On the surface, these provisions appear to be very one-sided in favour of employers, and to give them, until July 2021, a temporary green light to roll back hours of work, and wages, with complete impunity. In fact, that is simply not so, because there is one huge caveat to the regulation, that has largely been ignored by the media.
That important caveat is that the new regulation does not affect, in any way, the contractual and common law obligations that Ontario employers legally owe their employees. Although not frequently mentioned by the media, the regulation only impacts the statutory obligations under the ESA itself. That means that when an employer rolls back the hours of work or wages of its employees, without their prior consent, then – despite the regulation – those employees can still sue the employer for the shortfall between what the employer is now paying them, and what their employment contracts formally required the employer to pay them. And where the rollback has the effect of reducing the employee’s total annual remuneration by 10% or more, the employees – despite the regulation – can instead sue the employer for constructive dismissal damages, namely for the pay in lieu of notice that would normally be owing to them pursuant to their employment contract had they been terminated. In many cases, the quantum of money that the employer will have to pay his employees, for breach of its contractual obligations will far eclipse any payroll savings resulting from the rollback.

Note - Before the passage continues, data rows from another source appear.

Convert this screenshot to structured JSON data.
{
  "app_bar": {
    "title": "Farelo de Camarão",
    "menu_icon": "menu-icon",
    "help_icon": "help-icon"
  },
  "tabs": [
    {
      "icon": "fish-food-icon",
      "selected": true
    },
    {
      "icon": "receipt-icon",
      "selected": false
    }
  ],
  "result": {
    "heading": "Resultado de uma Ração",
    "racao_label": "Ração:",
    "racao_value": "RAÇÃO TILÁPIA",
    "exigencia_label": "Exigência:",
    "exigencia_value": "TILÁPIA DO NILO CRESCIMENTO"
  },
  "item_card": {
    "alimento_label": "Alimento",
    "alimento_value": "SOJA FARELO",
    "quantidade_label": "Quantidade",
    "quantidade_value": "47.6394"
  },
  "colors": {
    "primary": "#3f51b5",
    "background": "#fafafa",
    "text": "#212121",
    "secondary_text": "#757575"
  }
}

Nor does the regulation prevent employees from successfully suing their employer for constructive dismissal in the event that they are placed on unpaid temporary layoff without their consent, and without there being a temporary layoff clause in their employment contracts. Once again, in many if not most cases, the quantum of constructive dismissal damages that the employer will inevitably have to pay its employees for having unilaterally placed them on unpaid temporary layoff, without first securing their reluctant consent, will far exceed the payroll savings resulting from the layoff.
Although largely ignored by Canada’s news media, the Ontario Court of Appeal has made it very clear that without prior consent from the affected employee, any significant reduction in hours of work, wage rollback or temporary layoff, amounts to constructive dismissal regardless of the Ontario government’s newly enacted regulation, this year.
In many cases, such a constructive dismissal lawsuit will cost your organization tens of thousands of dollars (in the case of short serving, and/or relatively junior, employees), if not hundreds of thousands of dollars (in the case of some long-serving and/or senior managerial, employees).
For that reason, if you are an employer, the Ontario government’s new regulation is far from being the temporary panacea to your payroll problems that both the government, and the media, have rather disingenuously cranked it up to be.